Why do you think anyone who's ever gotten close to him…

"You're a coward, Rumplestiltskin."

Has either run away….

"You're still a man who makes wrong choices."

Or been killed?

"I'll be here waiting for you."

He didn't deserve his cup. He didn't deserve her. He only deserved fragmented reminders of what he'd once had. What gives a demon the right to have an angel? What gives him the right to look at her, cherish her, protect her…speak to her? Soil her lips with his? Overshadow her soul with his lack of one?

He'd been stupid. The angel had touched him, and he'd fancied himself a man. Fancied that God would forget all he'd done, that maybe, just maybe, he could have one person to share his life with, after he'd destroyed so many others.

But that was so, so stupid. And wrong. He'd never deserved her, and now he could never have her.

He never fixed the cup.

Even when another little devil…not even a devil, really, no one could be compared to him, but just a wild, pretty little barfly…had sauntered in with his angel's face on. Even then, he hadn't fixed the cup.

Because that was Belle's cup, not Lacey's.

But he was still so stupid. He thought someone who didn't act like his angel, like his Belle, could wear her face and be just as good, because she let him lead her wherever he wanted to.

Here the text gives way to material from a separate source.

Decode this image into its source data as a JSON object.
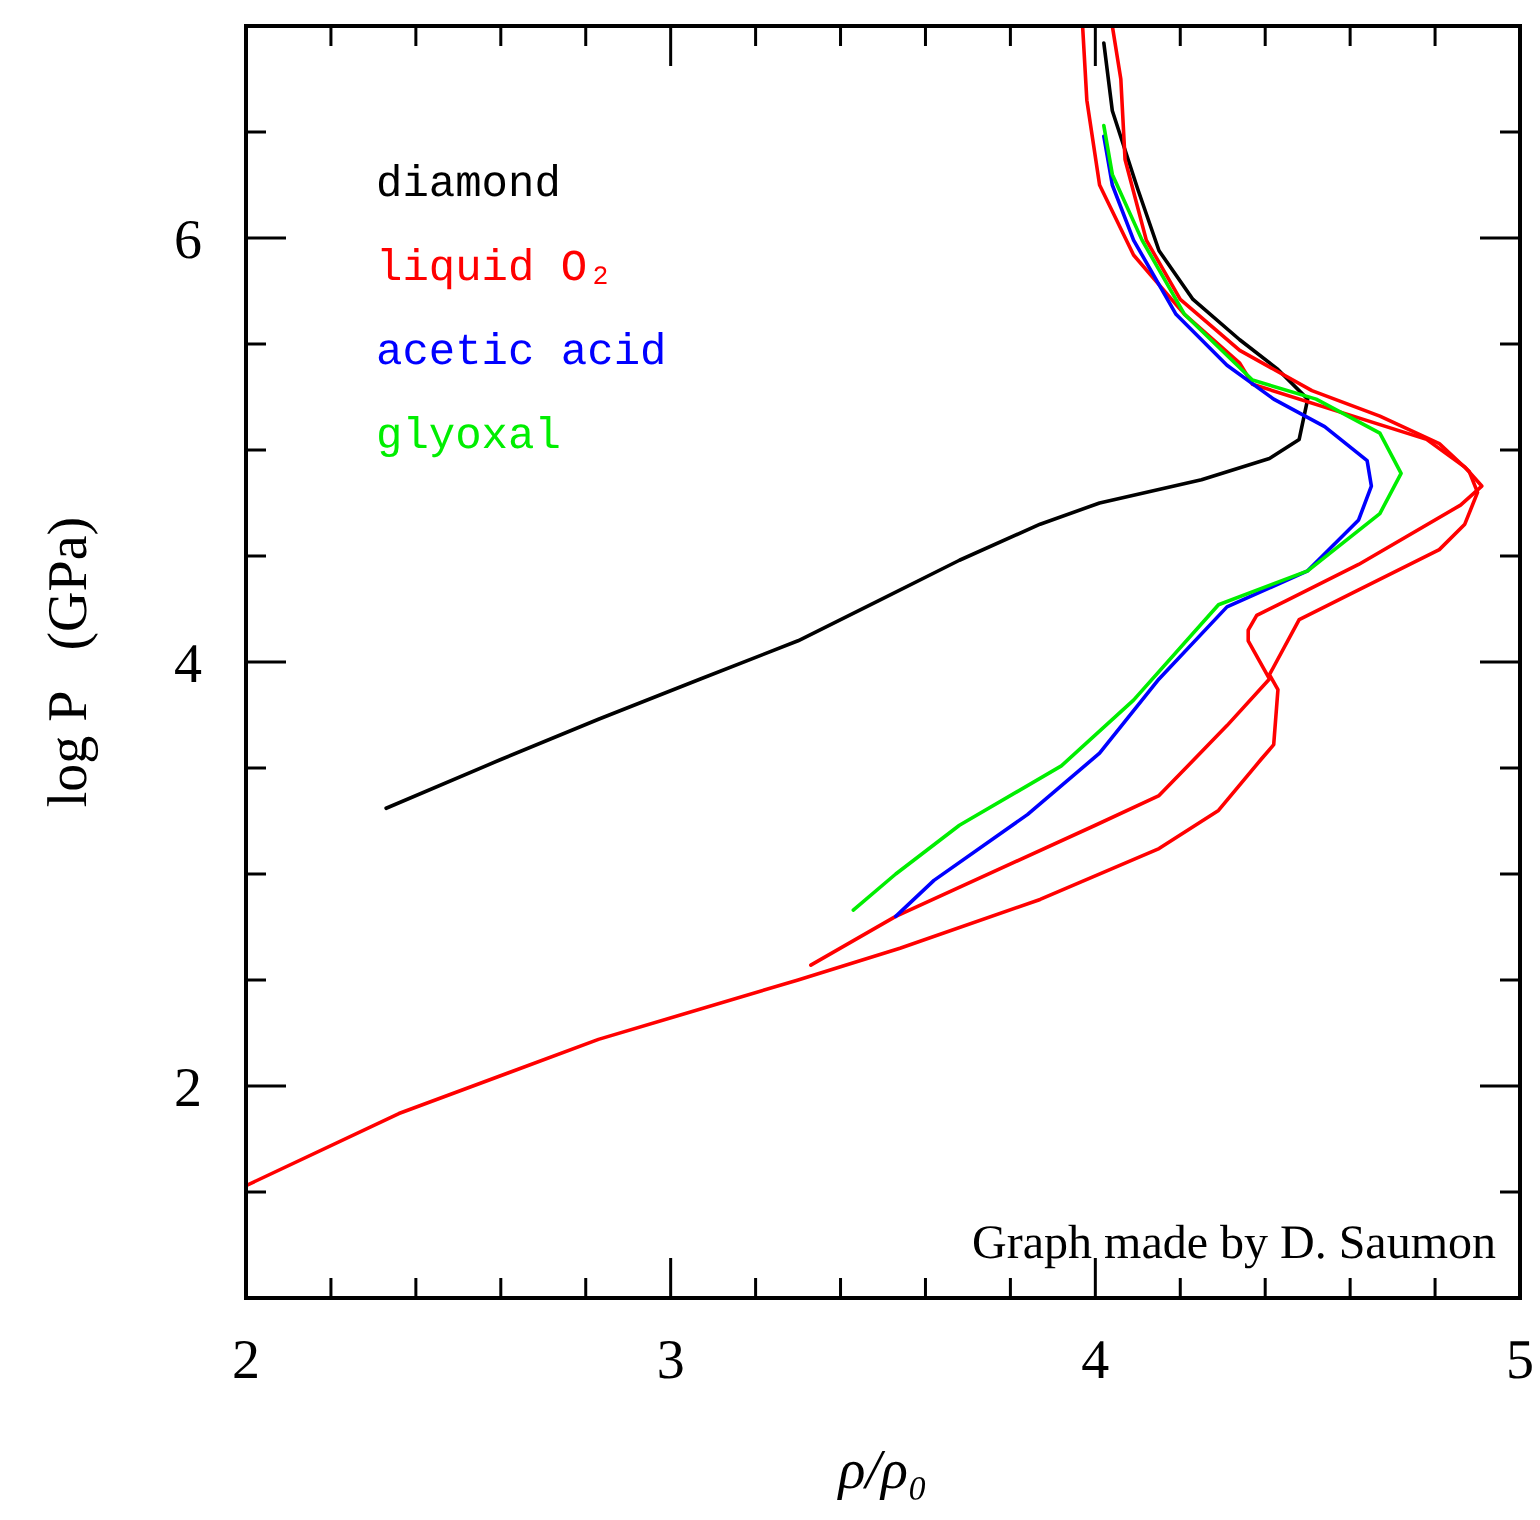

And then he realized he couldn't lead anyone down his dark and condemned path, especially not someone who looked like, spoke like, and, deep inside, was Belle. He couldn't make them share his darkness.

No one deserved that.

Then he lost Baelfire. Just when he was about to destroy Bae's son, his son's son. They came with the news. As if since Belle was gone, the world was taking her place by telling him, "Look what you've done."

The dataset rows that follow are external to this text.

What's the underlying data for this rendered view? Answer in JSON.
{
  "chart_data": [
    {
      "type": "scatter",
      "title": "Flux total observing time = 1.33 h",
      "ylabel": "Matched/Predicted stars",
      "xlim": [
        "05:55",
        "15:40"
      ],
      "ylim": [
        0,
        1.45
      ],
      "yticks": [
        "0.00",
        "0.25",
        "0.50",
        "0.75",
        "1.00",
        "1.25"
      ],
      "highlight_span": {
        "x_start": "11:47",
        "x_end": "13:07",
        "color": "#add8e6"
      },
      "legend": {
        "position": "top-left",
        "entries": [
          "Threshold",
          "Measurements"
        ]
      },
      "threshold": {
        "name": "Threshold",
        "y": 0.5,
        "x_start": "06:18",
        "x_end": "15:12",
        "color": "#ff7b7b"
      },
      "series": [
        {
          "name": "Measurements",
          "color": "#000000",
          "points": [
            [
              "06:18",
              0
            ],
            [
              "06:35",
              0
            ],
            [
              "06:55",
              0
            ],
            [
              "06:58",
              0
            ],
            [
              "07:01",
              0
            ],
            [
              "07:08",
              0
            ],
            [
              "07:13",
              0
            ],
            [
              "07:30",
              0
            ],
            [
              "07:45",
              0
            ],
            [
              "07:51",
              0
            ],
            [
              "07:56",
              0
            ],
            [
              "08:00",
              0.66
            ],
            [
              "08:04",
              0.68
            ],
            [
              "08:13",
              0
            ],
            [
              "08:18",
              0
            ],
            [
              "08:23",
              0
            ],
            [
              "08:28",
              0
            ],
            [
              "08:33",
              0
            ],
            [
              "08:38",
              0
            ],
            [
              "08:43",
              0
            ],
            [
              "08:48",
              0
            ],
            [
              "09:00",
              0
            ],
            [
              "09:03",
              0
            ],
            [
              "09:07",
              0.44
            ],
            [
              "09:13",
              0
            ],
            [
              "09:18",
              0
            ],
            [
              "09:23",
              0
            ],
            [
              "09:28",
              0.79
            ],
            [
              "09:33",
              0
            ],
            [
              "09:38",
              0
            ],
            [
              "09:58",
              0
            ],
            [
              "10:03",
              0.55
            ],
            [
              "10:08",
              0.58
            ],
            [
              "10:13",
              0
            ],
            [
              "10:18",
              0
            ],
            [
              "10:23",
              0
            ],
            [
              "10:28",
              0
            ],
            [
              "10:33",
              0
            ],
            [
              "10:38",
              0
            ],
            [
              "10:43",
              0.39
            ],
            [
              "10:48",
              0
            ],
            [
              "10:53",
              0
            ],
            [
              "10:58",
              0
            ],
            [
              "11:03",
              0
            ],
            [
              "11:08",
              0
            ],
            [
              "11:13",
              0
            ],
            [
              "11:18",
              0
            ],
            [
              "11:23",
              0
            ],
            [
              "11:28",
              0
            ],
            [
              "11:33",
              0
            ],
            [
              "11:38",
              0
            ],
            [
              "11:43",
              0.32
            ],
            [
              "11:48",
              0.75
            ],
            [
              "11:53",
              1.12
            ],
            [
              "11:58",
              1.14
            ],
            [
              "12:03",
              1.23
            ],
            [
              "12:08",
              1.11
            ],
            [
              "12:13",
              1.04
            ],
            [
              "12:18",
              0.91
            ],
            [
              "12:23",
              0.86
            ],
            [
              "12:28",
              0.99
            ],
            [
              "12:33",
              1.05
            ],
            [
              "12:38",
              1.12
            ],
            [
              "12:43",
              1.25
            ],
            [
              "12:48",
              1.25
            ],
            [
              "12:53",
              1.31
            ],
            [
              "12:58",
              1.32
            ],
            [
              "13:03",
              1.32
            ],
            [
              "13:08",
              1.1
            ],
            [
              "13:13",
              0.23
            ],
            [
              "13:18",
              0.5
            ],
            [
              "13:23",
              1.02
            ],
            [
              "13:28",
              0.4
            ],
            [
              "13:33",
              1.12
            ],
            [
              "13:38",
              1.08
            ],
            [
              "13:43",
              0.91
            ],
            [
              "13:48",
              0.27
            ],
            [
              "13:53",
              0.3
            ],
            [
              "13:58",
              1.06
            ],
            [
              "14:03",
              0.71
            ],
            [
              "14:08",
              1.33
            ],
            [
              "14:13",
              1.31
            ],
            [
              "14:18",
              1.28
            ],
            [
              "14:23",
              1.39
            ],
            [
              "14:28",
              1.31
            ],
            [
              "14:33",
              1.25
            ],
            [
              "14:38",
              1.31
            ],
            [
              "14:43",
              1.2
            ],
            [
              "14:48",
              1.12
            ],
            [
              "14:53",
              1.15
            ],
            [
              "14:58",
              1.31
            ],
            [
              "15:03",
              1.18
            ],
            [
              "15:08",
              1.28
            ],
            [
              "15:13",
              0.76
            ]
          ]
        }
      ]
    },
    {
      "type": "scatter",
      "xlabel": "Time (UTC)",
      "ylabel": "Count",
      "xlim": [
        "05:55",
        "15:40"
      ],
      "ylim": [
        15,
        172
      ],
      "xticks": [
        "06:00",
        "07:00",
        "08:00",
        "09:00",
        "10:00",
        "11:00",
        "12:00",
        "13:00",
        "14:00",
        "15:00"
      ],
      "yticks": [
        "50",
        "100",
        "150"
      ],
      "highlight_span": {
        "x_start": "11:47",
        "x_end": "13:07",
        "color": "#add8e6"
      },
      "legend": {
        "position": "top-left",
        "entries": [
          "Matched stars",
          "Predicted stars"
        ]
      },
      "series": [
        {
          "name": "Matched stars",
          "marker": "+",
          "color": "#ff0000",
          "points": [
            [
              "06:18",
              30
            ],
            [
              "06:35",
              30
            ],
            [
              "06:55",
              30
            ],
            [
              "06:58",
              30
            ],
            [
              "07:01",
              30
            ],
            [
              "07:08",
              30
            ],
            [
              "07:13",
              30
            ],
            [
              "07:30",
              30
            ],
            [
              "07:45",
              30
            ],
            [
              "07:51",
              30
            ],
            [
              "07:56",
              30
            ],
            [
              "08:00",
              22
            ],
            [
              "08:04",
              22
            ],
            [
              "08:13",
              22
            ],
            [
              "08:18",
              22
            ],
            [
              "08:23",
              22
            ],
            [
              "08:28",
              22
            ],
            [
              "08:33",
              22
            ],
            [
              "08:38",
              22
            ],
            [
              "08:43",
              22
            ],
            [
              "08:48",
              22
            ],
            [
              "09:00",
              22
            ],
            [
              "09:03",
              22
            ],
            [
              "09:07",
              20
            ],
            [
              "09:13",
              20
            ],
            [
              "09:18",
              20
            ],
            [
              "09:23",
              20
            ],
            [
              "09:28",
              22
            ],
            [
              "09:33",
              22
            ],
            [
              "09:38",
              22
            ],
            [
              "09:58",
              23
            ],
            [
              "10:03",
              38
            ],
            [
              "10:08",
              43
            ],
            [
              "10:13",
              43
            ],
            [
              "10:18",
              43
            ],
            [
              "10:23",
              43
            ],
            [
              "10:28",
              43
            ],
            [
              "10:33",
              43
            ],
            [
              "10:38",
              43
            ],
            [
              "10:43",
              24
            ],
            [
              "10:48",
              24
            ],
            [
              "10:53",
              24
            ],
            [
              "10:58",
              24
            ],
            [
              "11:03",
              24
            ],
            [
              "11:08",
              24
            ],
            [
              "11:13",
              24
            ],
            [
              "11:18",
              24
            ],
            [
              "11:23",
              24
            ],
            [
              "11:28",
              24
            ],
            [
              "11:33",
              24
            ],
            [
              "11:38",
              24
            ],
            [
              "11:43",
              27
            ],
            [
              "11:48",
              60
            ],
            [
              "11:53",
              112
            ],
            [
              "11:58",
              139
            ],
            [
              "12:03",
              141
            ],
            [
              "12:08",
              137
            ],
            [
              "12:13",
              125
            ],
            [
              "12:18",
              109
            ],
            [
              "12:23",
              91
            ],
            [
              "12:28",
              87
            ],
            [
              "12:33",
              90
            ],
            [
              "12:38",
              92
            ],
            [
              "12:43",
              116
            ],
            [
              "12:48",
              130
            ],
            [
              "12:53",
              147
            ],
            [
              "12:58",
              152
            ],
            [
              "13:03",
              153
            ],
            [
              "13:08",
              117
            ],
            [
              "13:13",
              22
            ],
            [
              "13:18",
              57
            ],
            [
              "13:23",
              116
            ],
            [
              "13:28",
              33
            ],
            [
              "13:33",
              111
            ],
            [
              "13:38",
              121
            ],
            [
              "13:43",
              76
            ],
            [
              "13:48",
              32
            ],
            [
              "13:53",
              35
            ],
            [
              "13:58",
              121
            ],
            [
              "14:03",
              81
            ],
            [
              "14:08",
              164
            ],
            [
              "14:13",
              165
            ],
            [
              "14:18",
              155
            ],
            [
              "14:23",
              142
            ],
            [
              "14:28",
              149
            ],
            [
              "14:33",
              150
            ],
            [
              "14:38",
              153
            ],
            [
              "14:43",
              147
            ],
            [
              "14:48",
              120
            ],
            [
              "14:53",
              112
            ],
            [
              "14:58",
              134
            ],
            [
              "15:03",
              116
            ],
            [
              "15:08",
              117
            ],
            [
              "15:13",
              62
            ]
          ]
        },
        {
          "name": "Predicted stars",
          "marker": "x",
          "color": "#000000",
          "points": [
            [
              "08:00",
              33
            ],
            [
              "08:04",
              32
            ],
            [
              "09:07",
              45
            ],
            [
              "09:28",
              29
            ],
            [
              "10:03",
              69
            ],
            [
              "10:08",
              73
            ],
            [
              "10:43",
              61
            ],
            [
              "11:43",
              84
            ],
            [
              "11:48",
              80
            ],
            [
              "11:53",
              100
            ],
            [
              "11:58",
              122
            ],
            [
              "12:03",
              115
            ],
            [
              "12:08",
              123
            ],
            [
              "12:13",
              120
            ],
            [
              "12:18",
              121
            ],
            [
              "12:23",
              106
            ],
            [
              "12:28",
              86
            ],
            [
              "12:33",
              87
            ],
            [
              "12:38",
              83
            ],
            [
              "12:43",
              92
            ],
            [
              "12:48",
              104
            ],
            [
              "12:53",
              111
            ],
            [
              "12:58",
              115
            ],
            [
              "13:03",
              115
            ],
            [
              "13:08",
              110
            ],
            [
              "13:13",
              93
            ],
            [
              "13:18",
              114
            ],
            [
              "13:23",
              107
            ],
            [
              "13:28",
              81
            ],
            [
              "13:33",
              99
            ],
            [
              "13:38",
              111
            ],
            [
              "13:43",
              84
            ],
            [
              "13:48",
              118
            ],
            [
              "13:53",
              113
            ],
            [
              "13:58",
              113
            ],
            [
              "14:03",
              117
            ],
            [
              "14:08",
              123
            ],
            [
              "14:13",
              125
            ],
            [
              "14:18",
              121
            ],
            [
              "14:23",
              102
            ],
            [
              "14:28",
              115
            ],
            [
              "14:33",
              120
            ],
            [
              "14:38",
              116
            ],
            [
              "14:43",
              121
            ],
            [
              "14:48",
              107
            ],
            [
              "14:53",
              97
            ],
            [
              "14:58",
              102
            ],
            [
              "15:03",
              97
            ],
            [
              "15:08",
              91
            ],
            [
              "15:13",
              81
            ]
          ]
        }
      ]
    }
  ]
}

And he knew he'd done it all. All his fault. He failed. Everything. Everyone's pain and suffering had been for nothing…all of his pain and suffering…all nothing. Worthless. As empty a sacrifice as his lame leg. As big a failure.

He'd lost his baby and he'd lost his angel and he was so, so surprised even though he knew he'd never deserved them in the first place. He knew that and he was still so surprised (gods, he was stupid) and he'd lost them and he was in so much pain (so stupid).

He needed Belle.

He needed her.

He needed her to look at him with open blue eyes, without judging him for what he'd done and how badly he'd failed (so selfish), he wanted her to forgive him for what he'd put her through and maybe understand how much he'd wanted to keep her (stupid) and just maybe find it in her big, beautiful heart to hold him because he'd failed and his baby was dead (it hurts) and everything, everything was going to end.

So he fixed the cup.

And she held him.

She forgave him.

And as the vines began breaking through the window and the trees rose up through the floor he clutched the baby blanket in one tight, white, shaking fist, cane forgotten on the ground, leaning into her and sobbing into her shoulder as she stroked his hair and cried into his suit. Her hand clutched the fixed cup.

She was beautiful and bright and so, so Belle in his arms.

And, she whispered to his stupid, selfish heart, crying for Bae as much as he was, she still loved him.